Levir não delimitou um intervalo de tempo para quando o Fluminense foi o time que mais demitiu técnicos no mundo. Neste ano, ele foi o segundo a comandar a equipe tricolor, após Eduardo Baptista ter sido dispensado pela diretoria. Contando apenas 2016 e analisando os times que estão na Série A e o Vasco, o Fluminense está longe de ser o time que mais demitiu treinadores. O clube das Laranjeiras está na terceira colocação de clubes que menos tiveram treinadores na temporada, com apenas dois, empatado com Atlético-MG, Atlético-PR, Botafogo, Flamengo, Grêmio e Vitória.
Caso se leve em consideração os números desde o início da gestão do presidente Peter Siemsen, em 2011, nem assim o clube está entre os que tiveram mais técnicos:

A assessoria do treinador respondeu a matéria: “Foi um jornal mexicano que publicou isso. Dos dez times do mundo que mais demitem, sete são do Brasil e o primeiro é o Fluminense. A pesquisa vai muito além de de 2011. Ela começou em 2002.”
A publicação do “El Economista” coloca o Fluminense como equipe que mais demitiu treinadores de 2002 a 2014, com 41 técnicos. O jornal fez o levantamento com cinco ligas da América (Argentina, Brasil, Colômbia, Estados Unidos e México) e cinco da Europa (Alemanha, Espanha, França, Inglaterra e Itália).
“Conquistamos a Primeira Liga no ano mais difícil da história do Flu.”
A frase acima foi dita pelo técnico Levir Culpi em sua nota oficial. O Globo Esporte também verificou a afirmação do treinador. Confira abaixo:
Levir conquistou a Primeira Liga este ano, mas se 2016 é o ano mais difícil da história do Flu é algo que cabe interpretação. Ele já tinha falado isso em outras entrevistas, mas sem ser tão assertivo como na última segunda. O técnico se refere ao fato de o clube estar sem o Maracanã, mas isso não é novidade.

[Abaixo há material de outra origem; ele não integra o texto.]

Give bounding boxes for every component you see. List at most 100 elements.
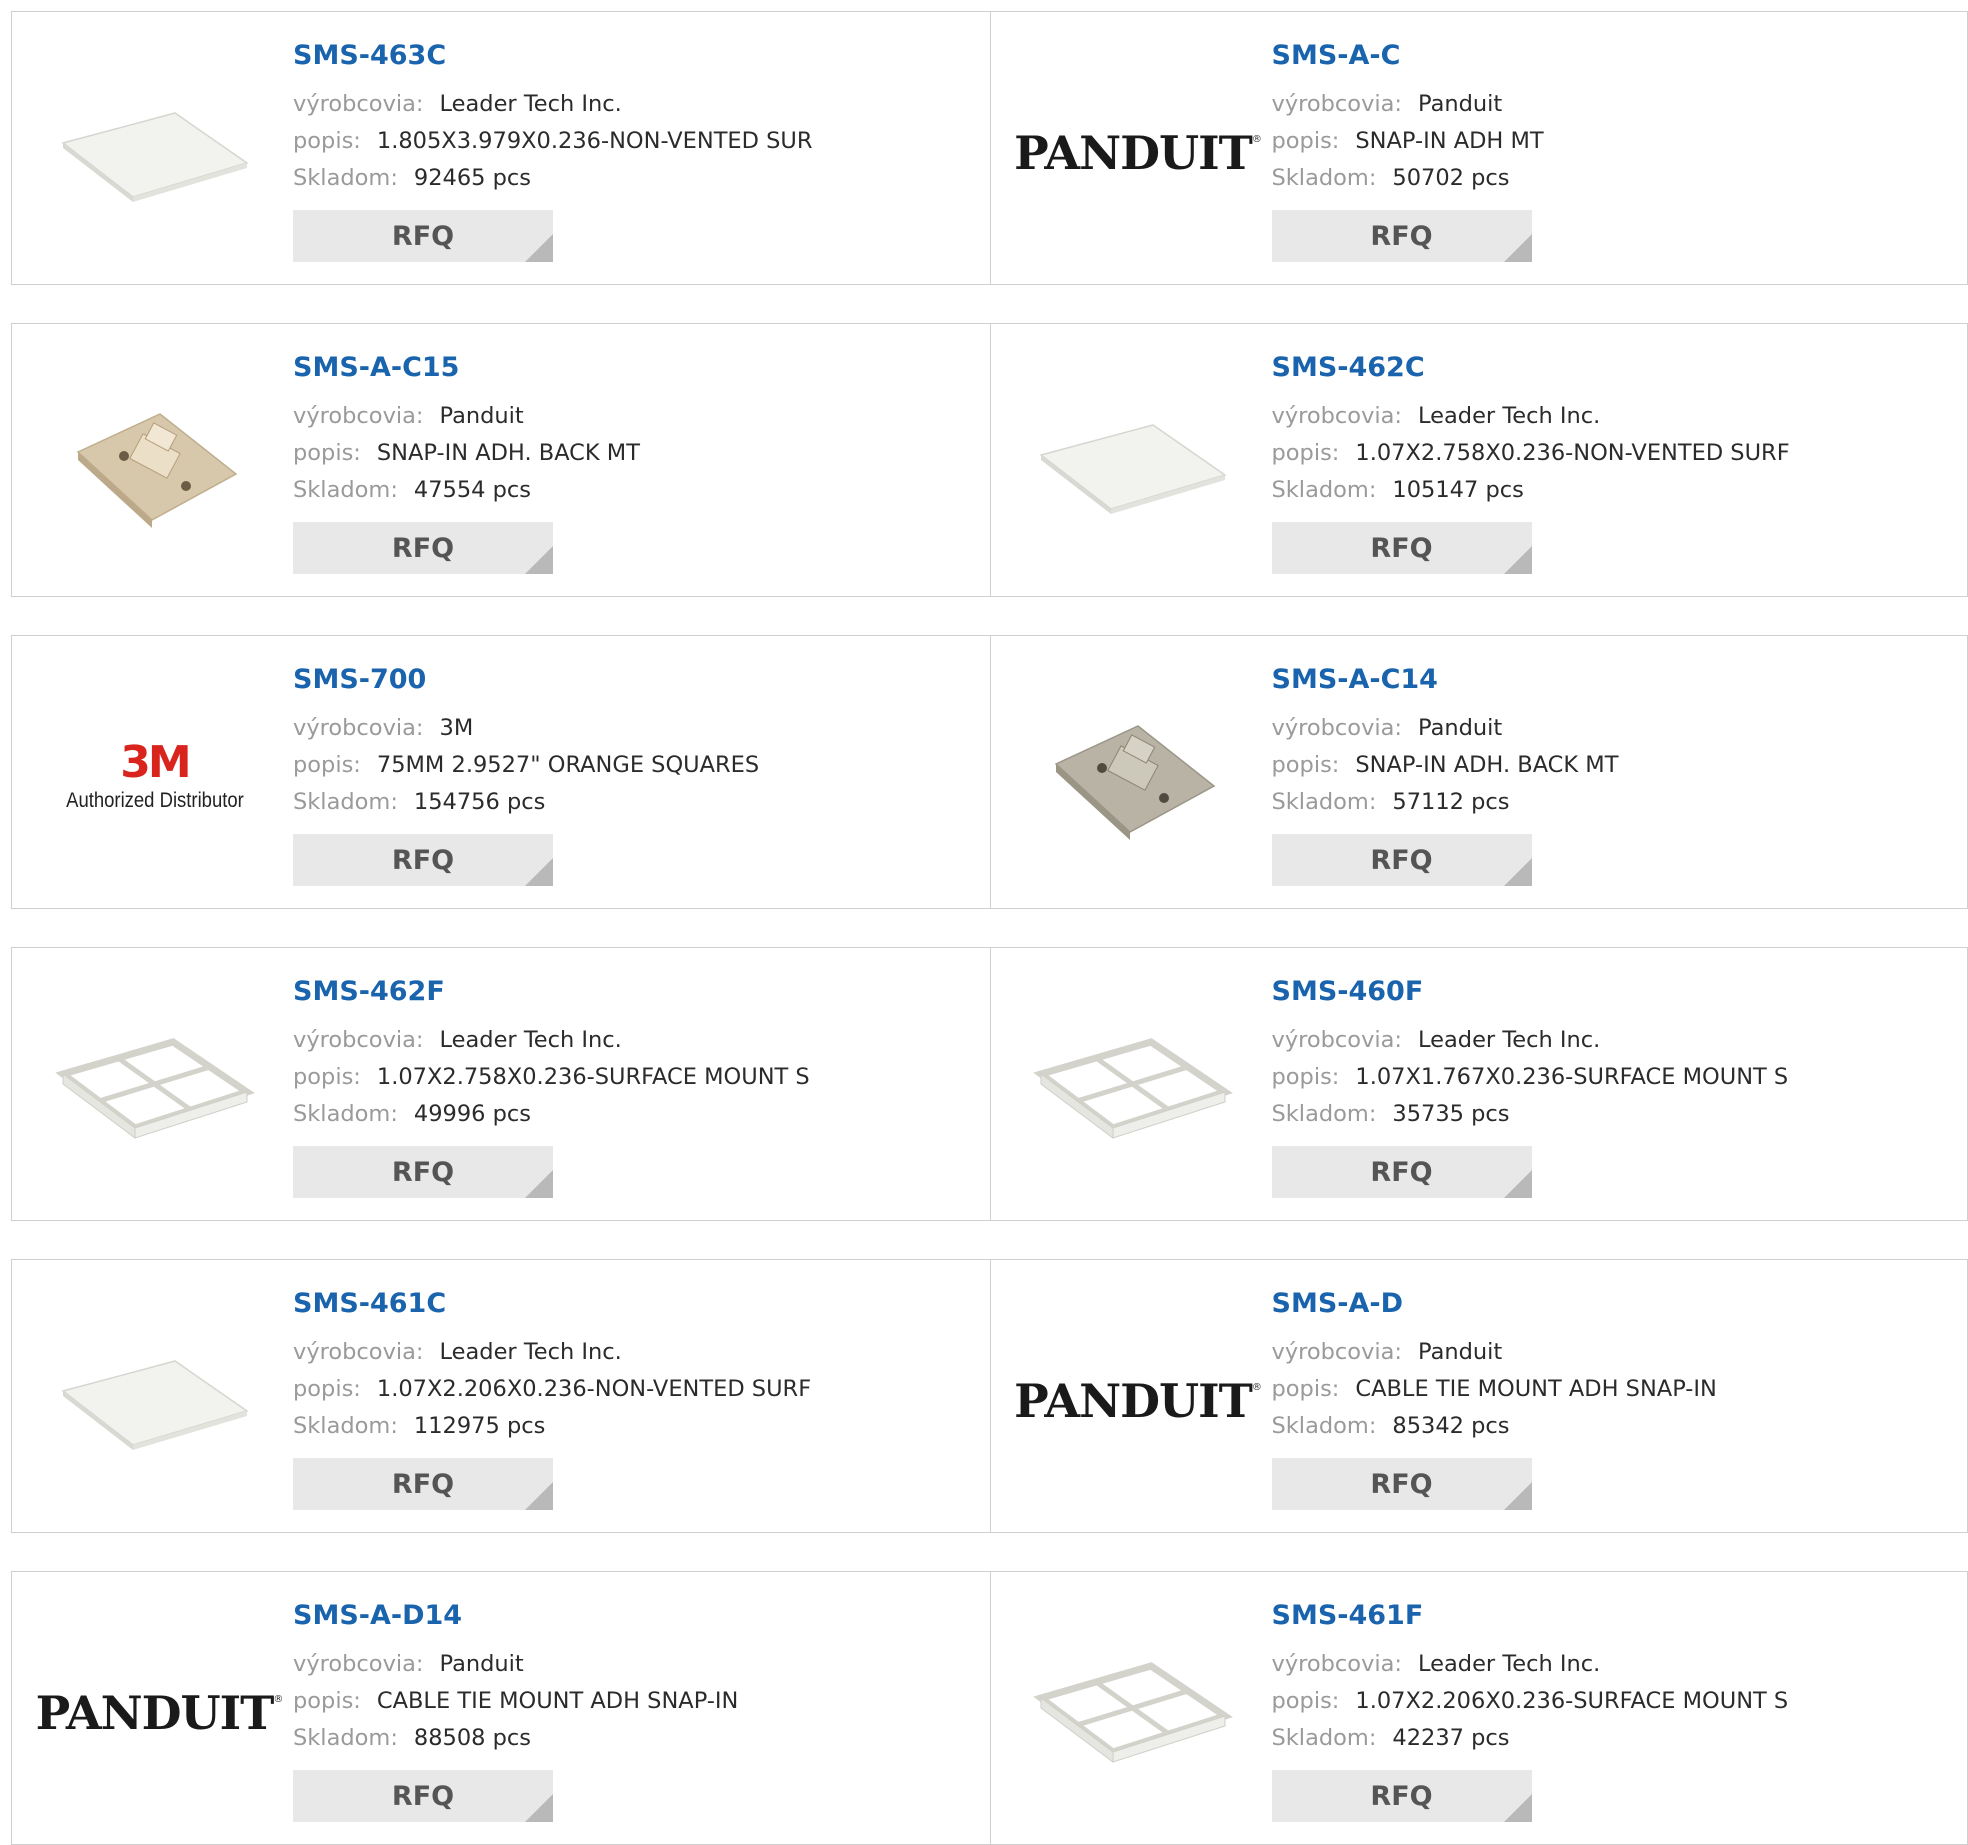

Em 2005, com o Maracanã fechado para reforma para o Pan-Americano de 2007, o Tricolor teve que mandar alguns de seus jogos em Volta Redonda e São Januário. O clube chegou até a disputar a final da Copa do Brasil, contra o Paulista de Jundiaí, no estádio de São Januário.
Naquele ano, o Fluminense teve um retrospecto de 11 vitórias, 6 empates e 6 derrotas (aproveitamento de 56,5% ) somando Raulino de Oliveira e o estádio do Vasco. Já este ano, o Tricolor 17 vitórias, 7 empates e 8 derrotas (aproveitamento de 60,4%), sendo mandante na Arena da Amazônia, Giulite Coutinho, Kleber Andrade, Los Larios, Mané Garrincha, Municipal de Juiz de Fora e no Raulino de Oliveira. Ou seja, neste ano teve um aproveitamento melhor como mandante.
O Tricolor teve outras temporadas de imensas dificuldades em sua história. Em 1999, disputou a Série C, por exemplo. Em 2015, perdeu o patrocínio da Unimed – que bancava maior parte dos salários do elenco – e a diretoria teve de se virar para manter um time competitivo.
A assessoria do treinador novamente se posicionou: “Talvez essa seja contestável porque o Fluminense não pôde jogar em casa, não teve uma casa para jogar. Não jogou nenhum jogo em seu estádio e só foi jogar no Maracanã agora em outubro. É nesse sentido que ele diz. A nota, ele escreveu de punho e entregou. Por isso está colocado dessa forma. Analisando dessa forma (com o desempenho no estádio Giulite Coutinho e o Fluminense já ter sido rebaixado para a Série C), este talvez possa ter sido um dos anos, estendendo para o plural. Acho que isso pode ser possível. Ele quis falar da dificuldade que teve esse ano de não ter um estádio para jogar e ter atuado em vários lugares diferentes.”